Backers of the Australian Raine electric scooter have been told that they will not be receiving refunds as the Kickstarter project appears to have died – or in the founding team’s words, has gone into “hibernation.” In a blog post on their Kickstarter page, they shared the news, citing increased supply chain costs as the reason.
The Raine scooter was introduced to the public back in 2019 by three young, Melbourne entrepreneurs James Murphy, Mark Alexander, and Michelle Mannering. Although electric scooters are nothing new, Raine’s offering promised a number of features for a great price. It was lightweight, weighing just 12 Kg, thanks to its carbon fiber and aluminum construction. The scooter had a top speed of 31 mph (50 km) and a range of 25 miles (40 km).
On paper, the Raine electric scooter was impressive and with a pre-purchase price tag of $979 and, according to a report by Electrek, was almost too good to be true.

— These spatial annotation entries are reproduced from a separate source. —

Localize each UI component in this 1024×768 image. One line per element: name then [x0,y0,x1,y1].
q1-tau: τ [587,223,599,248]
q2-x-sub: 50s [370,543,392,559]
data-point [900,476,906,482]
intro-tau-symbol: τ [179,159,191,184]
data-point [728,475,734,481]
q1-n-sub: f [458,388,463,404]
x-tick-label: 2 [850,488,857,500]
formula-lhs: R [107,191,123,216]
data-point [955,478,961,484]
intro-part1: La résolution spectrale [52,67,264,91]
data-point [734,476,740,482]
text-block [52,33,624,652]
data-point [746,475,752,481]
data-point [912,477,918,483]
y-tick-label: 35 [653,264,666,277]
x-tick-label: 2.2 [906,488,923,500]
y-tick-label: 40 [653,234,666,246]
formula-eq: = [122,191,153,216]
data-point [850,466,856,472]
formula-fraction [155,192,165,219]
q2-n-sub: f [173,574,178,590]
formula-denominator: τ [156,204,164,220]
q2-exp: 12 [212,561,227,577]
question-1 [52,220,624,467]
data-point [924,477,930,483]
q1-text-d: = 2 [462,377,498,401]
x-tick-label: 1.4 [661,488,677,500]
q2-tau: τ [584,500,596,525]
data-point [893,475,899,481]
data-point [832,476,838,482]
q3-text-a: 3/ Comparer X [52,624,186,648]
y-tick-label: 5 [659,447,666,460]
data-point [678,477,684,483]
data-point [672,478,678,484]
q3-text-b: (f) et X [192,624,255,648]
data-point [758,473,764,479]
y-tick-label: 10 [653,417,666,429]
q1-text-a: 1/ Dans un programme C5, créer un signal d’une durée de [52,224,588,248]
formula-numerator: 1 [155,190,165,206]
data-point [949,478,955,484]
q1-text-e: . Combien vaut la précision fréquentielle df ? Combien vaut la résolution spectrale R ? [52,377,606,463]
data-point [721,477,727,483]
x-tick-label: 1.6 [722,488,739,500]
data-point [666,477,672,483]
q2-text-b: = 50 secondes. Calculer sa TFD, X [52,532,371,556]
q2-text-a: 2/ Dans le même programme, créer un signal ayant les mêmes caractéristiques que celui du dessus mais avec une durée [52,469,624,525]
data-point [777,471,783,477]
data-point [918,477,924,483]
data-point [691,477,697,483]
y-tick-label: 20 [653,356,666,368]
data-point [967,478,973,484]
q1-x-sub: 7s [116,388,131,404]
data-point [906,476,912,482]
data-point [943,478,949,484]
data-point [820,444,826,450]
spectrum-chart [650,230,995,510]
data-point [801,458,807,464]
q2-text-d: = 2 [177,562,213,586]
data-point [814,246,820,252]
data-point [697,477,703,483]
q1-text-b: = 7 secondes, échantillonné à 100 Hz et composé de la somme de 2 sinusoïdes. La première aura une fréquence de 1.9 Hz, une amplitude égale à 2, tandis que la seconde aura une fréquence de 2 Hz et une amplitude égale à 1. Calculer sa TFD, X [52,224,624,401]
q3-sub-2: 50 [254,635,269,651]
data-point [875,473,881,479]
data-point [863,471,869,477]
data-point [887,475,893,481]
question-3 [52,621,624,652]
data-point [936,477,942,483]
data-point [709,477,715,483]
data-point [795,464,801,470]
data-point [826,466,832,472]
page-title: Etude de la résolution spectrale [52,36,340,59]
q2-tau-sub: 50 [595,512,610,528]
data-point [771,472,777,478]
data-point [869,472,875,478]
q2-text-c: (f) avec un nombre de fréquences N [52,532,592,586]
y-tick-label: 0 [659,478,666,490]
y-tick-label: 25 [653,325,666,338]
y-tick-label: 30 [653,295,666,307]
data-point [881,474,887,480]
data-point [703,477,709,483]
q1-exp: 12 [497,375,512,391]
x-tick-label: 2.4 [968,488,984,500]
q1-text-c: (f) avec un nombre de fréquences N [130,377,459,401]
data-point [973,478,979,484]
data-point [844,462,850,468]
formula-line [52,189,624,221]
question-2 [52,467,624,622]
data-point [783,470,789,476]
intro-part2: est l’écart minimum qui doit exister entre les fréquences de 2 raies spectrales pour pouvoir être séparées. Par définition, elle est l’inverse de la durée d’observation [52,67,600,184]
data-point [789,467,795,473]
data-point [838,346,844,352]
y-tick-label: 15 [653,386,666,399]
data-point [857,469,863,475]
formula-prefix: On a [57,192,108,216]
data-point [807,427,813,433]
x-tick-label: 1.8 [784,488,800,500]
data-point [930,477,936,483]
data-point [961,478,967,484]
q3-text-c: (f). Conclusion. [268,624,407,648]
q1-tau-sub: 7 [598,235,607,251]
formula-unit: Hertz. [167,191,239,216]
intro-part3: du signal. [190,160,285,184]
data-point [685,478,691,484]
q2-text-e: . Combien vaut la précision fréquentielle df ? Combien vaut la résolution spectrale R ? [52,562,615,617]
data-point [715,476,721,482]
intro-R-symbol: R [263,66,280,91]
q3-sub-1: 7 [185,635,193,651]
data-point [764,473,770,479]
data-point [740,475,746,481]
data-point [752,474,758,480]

When introduced to the Kickstarter community, the scooter promised to be a gamer changer. With it rapidly gaining support, in 2019, Micah Toll from Electrek decided to interview the people behind Raine. The article aimed to uncover more about the product and—perhaps more importantly—how the team behind it could achieve the low cost promised. However, although skeptical and noting that it would be challenging for the scooter to accomplish all of its claims, the concept showed potential and was plausible.
Fast forward to today, and the Raine Electric scooter has 480 backers on Kickstarter who have pledged over $435,000 in total. Now it looks like delivery will never be a reality, with the team behind the development of the Raine electric scooter effectively throwing in the towel. In the blog post, the founding group stated that “a significant amount of the [cost] increase is material and parts,” and that “on top of that, freight costs are trending at 2.5x the previous freight price index.”
In light of the cost increases, the Enova team behind the project went on to say that customers who pre-purchased the products won’t be getting their money back. “Sadly, we can’t send backer funds back – they have been used in the project, in our investment in patents, IP, stock and materials, tooling.” The statement when on to offer a glimmer of hope. “However, if and when we relaunch, we will honor the reward and provide a product then. If or when the conditions return to deliver, we will do so. We know that our ongoing business model is successful, we plan for this to be a pause, not an end.”
Backers are understandably upset, especially since the latest announcement seemingly came out of the blue. Just last week, the team updated its customer base with progress, mentioning that work on the electrics was ongoing but running smooth.
What will transpire remains to be seen, but the Raine scooter that held much promise appears like it will be nothing more than a stark reminder of why consumers should be wary of crowdfunded projects.